Desde Beijing, la respuesta ha sido firme: China no cederá en temas fundamentales como soberanía, seguridad e intereses estratégicos. El régimen chino sostiene que resistirá la presión estadounidense y denuncia el proteccionismo como una amenaza a la estabilidad global, acusando a EE. UU. de violar la “multilateralidad” que antes defendía.
En este juego de narrativas, los medios occidentales afines a Beijing suelen centrarse en la actitud altiva de Trump, al tiempo que ignoran la agresividad estructural del modelo chino, que —según sus críticos— viola sistemáticamente normas internacionales mientras exige respeto en foros globales. El verdadero objetivo de esa narrativa, acusan algunos, no sería la estabilidad mundial, sino silenciar a Trump y dejar a China operar sin frenos en áreas clave como tecnología, propiedad intelectual e industria.

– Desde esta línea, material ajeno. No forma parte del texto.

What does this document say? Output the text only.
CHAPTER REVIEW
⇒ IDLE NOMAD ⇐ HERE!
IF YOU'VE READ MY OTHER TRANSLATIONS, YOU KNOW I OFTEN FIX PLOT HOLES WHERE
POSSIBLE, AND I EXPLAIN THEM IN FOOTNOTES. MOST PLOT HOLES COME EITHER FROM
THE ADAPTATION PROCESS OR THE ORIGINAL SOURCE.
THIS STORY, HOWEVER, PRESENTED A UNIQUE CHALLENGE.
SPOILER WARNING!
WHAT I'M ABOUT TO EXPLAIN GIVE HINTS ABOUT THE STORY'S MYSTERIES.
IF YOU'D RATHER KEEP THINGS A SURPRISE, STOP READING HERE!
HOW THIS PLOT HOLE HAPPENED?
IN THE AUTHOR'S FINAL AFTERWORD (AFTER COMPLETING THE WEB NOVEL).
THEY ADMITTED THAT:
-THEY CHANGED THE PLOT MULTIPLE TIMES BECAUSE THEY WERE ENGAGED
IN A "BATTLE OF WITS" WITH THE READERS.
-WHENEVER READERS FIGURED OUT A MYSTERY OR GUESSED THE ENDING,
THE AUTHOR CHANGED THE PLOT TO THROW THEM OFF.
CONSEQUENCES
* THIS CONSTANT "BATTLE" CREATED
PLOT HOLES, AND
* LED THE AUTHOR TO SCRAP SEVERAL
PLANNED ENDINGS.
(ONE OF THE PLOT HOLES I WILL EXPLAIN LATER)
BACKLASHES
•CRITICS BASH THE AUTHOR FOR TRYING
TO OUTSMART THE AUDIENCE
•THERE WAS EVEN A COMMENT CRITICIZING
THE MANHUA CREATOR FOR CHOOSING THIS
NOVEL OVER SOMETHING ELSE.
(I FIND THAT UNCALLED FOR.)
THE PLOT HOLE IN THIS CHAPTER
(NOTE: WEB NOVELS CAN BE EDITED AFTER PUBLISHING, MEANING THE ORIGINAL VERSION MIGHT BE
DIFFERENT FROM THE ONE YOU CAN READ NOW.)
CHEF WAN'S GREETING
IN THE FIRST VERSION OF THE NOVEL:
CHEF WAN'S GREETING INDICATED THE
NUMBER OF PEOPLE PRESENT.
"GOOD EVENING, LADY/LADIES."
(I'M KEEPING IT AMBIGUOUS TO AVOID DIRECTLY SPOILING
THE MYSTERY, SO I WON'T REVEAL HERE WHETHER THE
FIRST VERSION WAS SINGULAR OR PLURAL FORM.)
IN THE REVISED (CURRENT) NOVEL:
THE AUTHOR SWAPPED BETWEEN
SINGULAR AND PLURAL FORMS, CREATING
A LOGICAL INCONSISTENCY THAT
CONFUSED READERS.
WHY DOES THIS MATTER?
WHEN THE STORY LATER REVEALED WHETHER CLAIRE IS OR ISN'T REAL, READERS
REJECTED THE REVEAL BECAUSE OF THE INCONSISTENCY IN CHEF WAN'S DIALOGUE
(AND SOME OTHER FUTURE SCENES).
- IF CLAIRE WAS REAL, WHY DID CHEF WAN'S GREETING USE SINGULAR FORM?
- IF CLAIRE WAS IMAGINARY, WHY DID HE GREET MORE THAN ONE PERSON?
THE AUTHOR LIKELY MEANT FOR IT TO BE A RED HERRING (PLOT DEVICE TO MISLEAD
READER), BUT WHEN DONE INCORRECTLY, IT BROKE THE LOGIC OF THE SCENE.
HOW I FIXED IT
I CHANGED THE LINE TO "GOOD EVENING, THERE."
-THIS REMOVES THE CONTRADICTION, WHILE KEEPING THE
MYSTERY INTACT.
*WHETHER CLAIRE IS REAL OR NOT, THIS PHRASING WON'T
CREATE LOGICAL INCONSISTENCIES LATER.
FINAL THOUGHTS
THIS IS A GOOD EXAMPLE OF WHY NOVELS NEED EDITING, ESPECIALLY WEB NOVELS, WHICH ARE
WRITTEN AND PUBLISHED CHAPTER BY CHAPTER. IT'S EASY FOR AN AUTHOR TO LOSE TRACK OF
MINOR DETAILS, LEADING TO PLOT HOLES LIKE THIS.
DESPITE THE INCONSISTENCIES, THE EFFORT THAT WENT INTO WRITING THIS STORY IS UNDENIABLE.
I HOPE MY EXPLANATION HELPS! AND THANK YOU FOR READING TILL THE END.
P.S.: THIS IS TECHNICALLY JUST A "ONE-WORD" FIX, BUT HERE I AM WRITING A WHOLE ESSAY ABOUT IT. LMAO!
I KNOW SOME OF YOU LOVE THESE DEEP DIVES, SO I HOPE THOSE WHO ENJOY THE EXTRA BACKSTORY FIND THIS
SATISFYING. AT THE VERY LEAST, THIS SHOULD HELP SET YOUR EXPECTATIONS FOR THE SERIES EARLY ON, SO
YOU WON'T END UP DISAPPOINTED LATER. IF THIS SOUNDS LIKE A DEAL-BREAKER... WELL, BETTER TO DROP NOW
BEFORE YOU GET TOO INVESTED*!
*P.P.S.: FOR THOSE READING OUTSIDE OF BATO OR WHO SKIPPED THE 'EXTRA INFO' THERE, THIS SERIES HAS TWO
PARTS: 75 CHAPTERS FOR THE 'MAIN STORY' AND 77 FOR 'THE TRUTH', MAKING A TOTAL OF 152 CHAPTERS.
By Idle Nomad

A pesar de las tensiones, hay un consenso: esta guerra comercial tiene el potencial de disparar los precios globales, frenar la estabilidad y dañar seriamente la economía mundial. Y mientras EE. UU. endurece sus medidas, las exportaciones chinas podrían resentirse, sobre todo en sectores tecnológicos, golpeando su ya ralentizado crecimiento interno. No obstante, China mantiene su peso como potencia manufacturera y continúa diversificando sus relaciones comerciales para amortiguar el impacto de las sanciones.
Si decide tomar represalias —como reducir las compras agrícolas o tecnológicas a EE. UU.—, podría dañar a sectores rurales y manufactureros norteamericanos, e incluso empujar a la economía estadounidense hacia una desaceleración o recesión.
Mientras tanto, el gobierno chino, en voz de Xi Jinping, ha advertido:
“No los necesitamos. Nunca los necesitamos. Beijing no mendiga, y definitivamente no pestañea.”
La pausa arancelaria de Trump ha sido leída por algunos como una señal de debilidad, y por otros como una jugada táctica para calmar los mercados y preparar nuevas ofensivas más quirúrgicas. De hecho, los mercados reaccionaron con alivio, y se observó una subida notable en las bolsas globales, tras la tensión de la semana anterior.
En paralelo, China intensifica su liderazgo en los BRICS, buscando reestructurar las reglas del comercio global, reducir su dependencia de Occidente y avanzar hacia un sistema económico multipolar.
Prepárense porque la Guerra Comercial 2.0 N.O.E. entre EE UU. y China será un largo seriado distópico e intensamente pre-apocalíptico vía redes, con sobredosis de narrativas, fakes, memes, realidad alterada y veraces sensaciones de crisis reales como la escasez de productos, inflación y desempleo.